What Signifies a Performance Mentality?
Earlier, less severe cases present as sensations of anguish and shame over sinful acts committed that are distinct from the conviction of the Holy Spirit. Achievement consoles, soothes, and balms the aching, festering wound of failure.
The worst manifestations produce self-hatred, complete despair, and utter hopelessness for personal reform or inner renewal upon failure. Yet, these symptoms remain hidden, closed off, and shut away from the outside world, for the heart whirs and hums unnoticed to the rhythm of pride. Pride, as the engine of being, establishes superiority and inferiority among relationships and within groups. The individual plagued by such a condition aims to assert dominance or authority on the grounds of personal achievement and a subsequently conflated view of self in order to further guise their failures and preserve the image they desire to convey to the world.

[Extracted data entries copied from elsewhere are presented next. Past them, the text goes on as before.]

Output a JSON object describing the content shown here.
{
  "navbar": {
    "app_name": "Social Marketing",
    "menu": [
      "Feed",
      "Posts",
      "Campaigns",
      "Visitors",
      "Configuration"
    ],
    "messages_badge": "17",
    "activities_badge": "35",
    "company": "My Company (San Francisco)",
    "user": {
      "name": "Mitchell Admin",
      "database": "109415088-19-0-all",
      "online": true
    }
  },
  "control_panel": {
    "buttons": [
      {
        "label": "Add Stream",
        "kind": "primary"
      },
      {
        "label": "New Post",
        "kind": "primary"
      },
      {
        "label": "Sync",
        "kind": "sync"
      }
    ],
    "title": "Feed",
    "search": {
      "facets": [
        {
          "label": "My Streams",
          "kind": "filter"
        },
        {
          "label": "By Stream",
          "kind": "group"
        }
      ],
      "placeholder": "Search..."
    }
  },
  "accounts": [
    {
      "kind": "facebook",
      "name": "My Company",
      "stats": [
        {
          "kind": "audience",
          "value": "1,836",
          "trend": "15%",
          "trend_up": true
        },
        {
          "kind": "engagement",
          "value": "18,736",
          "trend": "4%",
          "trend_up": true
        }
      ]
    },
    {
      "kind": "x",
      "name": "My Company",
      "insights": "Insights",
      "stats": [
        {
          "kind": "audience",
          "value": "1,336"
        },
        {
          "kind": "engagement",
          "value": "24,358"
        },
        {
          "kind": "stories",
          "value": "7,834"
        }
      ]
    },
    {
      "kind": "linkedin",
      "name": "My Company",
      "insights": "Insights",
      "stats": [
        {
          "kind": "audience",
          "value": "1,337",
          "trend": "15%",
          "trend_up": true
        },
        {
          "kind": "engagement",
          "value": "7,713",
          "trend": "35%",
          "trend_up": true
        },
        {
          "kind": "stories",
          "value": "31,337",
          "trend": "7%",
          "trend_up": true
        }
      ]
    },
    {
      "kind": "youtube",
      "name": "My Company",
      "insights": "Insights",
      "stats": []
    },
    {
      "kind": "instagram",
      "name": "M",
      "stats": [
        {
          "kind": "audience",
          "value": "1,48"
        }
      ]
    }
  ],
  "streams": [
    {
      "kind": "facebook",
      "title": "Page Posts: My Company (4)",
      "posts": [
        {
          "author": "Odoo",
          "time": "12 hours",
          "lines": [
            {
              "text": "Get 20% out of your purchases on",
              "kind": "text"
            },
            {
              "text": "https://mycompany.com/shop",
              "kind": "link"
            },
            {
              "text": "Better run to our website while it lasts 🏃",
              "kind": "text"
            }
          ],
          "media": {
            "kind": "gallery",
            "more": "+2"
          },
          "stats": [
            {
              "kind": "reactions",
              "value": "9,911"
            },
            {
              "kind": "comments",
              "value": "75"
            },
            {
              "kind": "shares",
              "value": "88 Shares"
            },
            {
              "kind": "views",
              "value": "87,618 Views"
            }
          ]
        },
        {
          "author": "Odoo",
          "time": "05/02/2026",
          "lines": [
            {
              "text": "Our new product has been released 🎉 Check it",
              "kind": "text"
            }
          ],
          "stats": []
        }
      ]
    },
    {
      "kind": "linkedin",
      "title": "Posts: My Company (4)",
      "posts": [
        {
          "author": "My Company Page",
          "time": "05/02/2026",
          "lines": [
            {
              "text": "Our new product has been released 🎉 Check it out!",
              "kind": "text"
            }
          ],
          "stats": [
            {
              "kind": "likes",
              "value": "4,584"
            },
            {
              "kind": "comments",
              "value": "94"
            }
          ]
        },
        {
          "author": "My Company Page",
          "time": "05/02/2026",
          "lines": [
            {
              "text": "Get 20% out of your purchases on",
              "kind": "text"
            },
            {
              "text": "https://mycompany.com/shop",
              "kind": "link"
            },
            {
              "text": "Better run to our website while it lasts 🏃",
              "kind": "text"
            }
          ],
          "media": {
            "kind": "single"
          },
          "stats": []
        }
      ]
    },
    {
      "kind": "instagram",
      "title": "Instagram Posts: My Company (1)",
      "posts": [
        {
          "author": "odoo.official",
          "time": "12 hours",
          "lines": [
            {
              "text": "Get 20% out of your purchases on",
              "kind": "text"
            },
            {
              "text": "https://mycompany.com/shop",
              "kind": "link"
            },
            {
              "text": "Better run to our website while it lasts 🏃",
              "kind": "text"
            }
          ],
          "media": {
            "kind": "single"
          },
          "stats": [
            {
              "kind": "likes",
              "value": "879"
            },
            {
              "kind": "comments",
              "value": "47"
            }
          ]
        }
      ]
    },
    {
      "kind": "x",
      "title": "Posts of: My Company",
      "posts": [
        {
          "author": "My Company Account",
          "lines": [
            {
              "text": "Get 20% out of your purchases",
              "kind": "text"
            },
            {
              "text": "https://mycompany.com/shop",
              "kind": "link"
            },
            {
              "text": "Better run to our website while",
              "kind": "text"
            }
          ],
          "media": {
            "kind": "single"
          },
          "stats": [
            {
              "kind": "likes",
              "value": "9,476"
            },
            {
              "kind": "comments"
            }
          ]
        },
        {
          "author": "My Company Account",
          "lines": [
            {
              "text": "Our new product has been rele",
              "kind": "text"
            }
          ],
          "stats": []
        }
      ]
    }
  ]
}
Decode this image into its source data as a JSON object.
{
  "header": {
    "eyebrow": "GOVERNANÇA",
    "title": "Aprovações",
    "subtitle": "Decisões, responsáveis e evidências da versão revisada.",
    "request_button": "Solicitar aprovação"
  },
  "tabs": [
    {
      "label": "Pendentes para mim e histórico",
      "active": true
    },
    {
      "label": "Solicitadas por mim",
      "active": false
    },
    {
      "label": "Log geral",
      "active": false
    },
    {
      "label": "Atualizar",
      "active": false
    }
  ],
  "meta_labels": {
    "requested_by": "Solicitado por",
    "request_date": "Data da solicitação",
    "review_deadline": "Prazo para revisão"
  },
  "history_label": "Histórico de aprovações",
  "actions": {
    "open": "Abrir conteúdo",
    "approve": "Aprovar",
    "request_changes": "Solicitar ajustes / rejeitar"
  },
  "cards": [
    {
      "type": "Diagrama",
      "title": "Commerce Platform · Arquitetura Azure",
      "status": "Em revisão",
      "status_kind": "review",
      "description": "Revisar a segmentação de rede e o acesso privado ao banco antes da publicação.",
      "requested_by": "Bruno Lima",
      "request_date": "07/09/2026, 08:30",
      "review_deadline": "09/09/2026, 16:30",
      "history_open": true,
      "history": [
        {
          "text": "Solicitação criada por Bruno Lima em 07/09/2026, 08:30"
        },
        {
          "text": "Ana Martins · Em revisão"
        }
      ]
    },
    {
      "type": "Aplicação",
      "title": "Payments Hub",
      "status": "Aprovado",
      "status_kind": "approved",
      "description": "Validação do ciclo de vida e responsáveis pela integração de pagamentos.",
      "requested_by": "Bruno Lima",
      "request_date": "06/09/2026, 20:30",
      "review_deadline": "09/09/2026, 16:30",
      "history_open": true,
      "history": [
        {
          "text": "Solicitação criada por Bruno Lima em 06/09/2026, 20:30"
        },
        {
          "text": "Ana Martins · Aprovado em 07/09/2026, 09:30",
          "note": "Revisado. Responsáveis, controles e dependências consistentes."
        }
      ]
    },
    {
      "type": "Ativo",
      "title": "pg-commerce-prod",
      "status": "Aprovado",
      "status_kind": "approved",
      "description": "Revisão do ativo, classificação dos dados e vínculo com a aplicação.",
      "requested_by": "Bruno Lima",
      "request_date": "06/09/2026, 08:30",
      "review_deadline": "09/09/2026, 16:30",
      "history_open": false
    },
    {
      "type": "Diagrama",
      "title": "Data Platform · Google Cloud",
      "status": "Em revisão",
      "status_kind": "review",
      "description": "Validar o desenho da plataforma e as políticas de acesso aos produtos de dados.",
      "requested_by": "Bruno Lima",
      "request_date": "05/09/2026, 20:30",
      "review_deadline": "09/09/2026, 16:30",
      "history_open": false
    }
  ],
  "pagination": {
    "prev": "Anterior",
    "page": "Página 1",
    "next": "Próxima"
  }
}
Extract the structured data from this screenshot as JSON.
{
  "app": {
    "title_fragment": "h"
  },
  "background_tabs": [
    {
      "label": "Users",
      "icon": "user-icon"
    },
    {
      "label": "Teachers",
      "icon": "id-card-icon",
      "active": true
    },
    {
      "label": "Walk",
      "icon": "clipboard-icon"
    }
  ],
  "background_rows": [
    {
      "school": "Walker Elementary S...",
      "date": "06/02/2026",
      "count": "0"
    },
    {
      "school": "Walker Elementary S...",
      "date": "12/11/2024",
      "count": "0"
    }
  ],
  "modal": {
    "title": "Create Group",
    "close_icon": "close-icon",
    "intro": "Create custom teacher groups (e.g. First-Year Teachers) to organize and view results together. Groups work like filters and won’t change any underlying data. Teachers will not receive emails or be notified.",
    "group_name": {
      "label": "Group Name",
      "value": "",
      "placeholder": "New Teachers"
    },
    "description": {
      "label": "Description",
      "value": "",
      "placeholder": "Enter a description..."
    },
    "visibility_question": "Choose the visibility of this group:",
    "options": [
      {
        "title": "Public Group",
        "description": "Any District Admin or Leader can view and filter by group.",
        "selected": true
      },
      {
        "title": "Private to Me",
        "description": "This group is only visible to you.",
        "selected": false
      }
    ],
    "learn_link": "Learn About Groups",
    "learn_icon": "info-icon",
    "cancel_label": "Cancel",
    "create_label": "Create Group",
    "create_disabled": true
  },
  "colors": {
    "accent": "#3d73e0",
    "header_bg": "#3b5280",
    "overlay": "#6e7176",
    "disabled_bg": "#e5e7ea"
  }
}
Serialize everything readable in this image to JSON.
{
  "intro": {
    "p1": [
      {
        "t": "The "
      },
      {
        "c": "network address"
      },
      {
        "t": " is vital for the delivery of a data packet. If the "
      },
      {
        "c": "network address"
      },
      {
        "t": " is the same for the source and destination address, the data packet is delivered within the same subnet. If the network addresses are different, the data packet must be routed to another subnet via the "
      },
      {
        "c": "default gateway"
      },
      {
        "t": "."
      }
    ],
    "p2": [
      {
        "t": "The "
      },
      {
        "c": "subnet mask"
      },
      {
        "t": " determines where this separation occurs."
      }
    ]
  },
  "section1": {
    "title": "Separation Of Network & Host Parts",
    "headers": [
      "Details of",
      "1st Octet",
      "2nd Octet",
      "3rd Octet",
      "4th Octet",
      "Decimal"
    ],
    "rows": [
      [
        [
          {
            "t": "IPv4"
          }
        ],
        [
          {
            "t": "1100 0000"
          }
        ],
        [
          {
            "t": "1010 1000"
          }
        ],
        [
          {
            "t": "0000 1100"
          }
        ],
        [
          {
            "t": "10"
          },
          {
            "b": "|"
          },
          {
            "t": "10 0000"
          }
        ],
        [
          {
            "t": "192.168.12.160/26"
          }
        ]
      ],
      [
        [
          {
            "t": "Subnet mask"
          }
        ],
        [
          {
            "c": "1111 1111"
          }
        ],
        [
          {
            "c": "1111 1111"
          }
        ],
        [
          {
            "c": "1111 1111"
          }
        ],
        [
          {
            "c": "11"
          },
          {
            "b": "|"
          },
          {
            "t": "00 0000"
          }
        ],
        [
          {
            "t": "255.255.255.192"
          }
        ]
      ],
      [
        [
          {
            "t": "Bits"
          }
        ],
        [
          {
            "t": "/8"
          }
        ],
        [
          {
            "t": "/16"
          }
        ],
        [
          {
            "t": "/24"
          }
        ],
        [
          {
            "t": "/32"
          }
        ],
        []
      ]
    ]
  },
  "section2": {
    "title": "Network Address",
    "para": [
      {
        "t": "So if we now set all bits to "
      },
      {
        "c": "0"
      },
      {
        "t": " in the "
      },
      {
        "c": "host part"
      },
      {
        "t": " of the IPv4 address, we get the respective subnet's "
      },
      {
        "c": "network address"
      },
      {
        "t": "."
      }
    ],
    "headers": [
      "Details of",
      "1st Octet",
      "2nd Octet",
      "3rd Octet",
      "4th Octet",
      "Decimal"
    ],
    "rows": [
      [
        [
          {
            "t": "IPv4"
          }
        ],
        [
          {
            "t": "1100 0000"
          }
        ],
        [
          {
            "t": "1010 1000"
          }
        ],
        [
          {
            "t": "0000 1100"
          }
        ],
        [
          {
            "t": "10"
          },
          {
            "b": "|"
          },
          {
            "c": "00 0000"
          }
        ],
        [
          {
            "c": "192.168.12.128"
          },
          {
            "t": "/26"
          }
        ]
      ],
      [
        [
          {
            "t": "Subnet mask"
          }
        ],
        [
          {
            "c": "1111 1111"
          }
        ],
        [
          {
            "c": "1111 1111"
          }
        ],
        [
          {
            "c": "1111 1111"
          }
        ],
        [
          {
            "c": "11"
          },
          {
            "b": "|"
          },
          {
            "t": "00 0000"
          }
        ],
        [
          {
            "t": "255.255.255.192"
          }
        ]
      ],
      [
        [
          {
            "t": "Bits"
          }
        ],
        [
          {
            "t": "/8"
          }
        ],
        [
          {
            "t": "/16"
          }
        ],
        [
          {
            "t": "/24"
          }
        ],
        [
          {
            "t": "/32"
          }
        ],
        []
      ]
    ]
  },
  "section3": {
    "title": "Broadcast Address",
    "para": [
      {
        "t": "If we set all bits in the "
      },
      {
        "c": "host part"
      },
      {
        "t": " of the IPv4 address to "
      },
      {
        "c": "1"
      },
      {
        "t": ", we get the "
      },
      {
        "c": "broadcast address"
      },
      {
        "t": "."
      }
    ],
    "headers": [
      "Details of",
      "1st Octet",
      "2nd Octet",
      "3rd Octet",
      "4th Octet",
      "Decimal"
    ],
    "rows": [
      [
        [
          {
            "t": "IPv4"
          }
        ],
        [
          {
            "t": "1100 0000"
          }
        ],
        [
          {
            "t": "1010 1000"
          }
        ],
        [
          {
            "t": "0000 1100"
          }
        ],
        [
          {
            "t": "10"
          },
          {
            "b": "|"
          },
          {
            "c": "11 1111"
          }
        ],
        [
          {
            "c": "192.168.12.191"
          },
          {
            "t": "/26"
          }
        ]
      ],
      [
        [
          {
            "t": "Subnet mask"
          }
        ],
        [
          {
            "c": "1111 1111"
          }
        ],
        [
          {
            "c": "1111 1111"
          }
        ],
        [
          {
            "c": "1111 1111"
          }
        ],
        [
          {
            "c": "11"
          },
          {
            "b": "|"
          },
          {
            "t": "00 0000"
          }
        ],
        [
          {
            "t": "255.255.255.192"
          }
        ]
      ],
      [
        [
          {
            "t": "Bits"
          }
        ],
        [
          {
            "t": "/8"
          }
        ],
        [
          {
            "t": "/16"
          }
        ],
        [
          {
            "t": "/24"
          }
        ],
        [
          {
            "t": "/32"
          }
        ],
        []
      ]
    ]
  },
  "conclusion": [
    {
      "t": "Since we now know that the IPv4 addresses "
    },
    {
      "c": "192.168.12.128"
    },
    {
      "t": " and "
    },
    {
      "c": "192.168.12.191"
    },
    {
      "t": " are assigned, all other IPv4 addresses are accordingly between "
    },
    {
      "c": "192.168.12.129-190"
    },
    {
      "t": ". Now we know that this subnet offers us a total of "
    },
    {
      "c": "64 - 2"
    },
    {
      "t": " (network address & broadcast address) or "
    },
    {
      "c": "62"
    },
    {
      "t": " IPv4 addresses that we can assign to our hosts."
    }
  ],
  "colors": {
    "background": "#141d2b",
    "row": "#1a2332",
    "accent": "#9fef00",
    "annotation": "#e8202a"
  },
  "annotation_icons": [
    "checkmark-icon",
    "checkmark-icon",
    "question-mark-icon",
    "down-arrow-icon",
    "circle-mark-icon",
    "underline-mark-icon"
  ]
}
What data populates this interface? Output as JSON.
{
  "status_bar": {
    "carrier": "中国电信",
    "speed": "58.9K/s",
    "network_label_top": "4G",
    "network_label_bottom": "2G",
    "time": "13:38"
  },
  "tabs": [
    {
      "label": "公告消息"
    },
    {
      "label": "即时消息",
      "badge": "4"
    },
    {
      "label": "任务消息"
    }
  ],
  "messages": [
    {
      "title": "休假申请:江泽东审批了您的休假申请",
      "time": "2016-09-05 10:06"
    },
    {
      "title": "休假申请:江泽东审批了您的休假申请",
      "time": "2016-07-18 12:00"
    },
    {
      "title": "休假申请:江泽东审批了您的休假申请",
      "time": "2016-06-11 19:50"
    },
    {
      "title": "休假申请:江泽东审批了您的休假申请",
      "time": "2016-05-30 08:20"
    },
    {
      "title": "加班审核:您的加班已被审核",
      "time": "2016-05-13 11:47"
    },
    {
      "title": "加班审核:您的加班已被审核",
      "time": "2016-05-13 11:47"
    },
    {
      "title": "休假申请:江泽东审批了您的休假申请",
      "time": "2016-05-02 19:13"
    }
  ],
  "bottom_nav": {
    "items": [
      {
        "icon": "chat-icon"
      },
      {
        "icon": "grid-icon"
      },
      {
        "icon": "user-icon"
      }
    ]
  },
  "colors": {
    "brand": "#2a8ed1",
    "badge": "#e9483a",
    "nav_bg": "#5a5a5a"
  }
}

Albert Gelpi describes the harrowing consequences of the disease of egoism in the introduction to his book The Wild God of the World, a collection of Robinson Jeffers’ poetry. “Instead of engagement with and participation in the natural world, the egoist expends himself in “self-interference, self-frustration, self-incitement, self-worship” (Robinson Jeffers, Selected Poetry, 719-720). As a further consequence, his selfish contact with the other equally alienated men and women ends in violence and violation: physical, sexual, moral, spiritual” (Albert Gelpi, The Wild God of the World: An Anthology of Robinson Jeffers, 11).
How Do We Arrive at Safe-Guarding Behaviors?
Failure, especially when consecutive and consistent, prompts the establishment of preventative measures to ensure the avoidance of future failure. These include physical boundaries, self-imposed dogmatic regulations, and emotional walls that serve as barriers between an individual and that, or whom, which they loathe and fear. A fear of failure and the impending consequences for failure, as well as an insecurity over security, intensify the degree of severity of a given boundary.
The creation of boundaries bleeds self-preservation at the core, which rejects a love for others and a love for God. Self-preservation, which fears consequence, self-destruction or a destruction of self through interaction with others, signals a confidence in the performance of the self that starkly opposes a complete confidence in the performance of Jesus Christ.